"Wait until you see Charlie—Mr. Van Dorn, I mean."

"I am sure that would make no difference," returned Emily, confidently.

CHAPTER XXI

A Happy Consummation

"Mother," said Richard, as the three were left alone, "I will be entirely brief and frank with you. I love Emily Sanford. It is a sudden feeling, I grant you, but I am sure none the less deep and abiding for that. I have reason to think that she loves me as well. This morning, after I came back from the inn, freed from the engagement by Josephine's own act, I asked the admiral if he would give her to me."

"I said, madam," interrupted the admiral, with natural pride, "that I would not withhold my consent provided the match were agreeable to yourself. I have reared and educated my granddaughter principally myself, and, naturally, she lacks many things which, I trust, she may easily acquire upon the good foundation I have endeavored to give her; but she has lived in an atmosphere of love and devotion in this house, and I would not have her an unwelcome intruder in any family. As to her family, madam, it is my own, and I think," he added with simple dignity, "that there is none better in the Republic. She will not come to your son portionless—there is a tidy little fortune for her after I am gone, and that will be soon, certainly. Of her personal qualities I may not speak. She is most dear to me. For the last twenty years of my life she has been everything to me. No one could have a more dutiful child, nor one sweeter and more tender. She has been the sunshine and joy of my old age. I can scarcely bear to think for a moment that she should leave me, but it is a matter of a short time only. The old ship and I are ready to go, and yet I would fain see her provided for before."

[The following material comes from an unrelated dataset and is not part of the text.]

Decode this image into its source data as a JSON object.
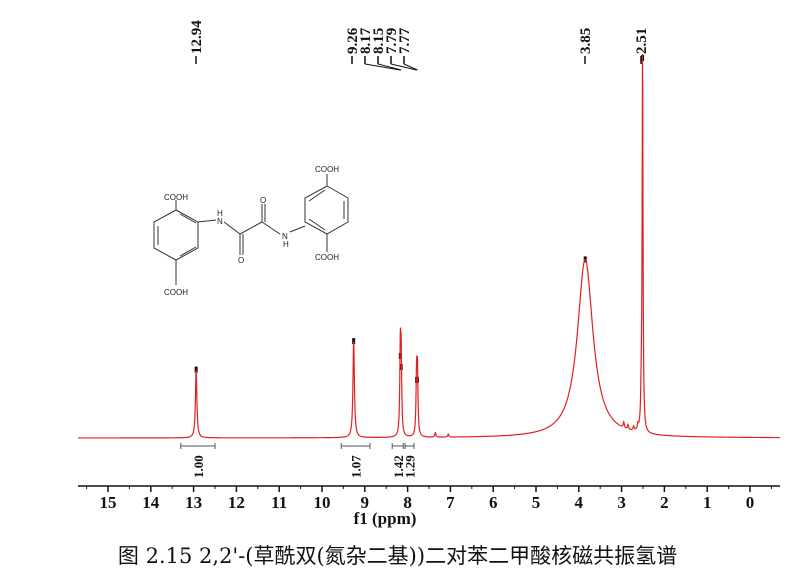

"Admiral Stewart," said Mrs. Revere, gravely, "you touch me profoundly. I divined that things might be as you say when I saw your granddaughter. The marriage of a son is always a grief to a mother," she continued, somewhat sadly. "She feels that, in a certain sense, she will be supplanted in her boy's heart, and I have long accustomed myself to think of another wife for Richard; but of her own will she has given him his freedom. I thought it would be a grief to my son, but I find that it is a joy. Is it not so, Richard?"

"Yes, mother, the greatest joy, almost, that ever came to me, except loving Emily."

"Very well. Admiral Stewart, I never had a little girl. God has given me but this, my son. I will receive Emily gladly. She shall be to me a daughter, indeed, and I will endeavor to be to her a mother."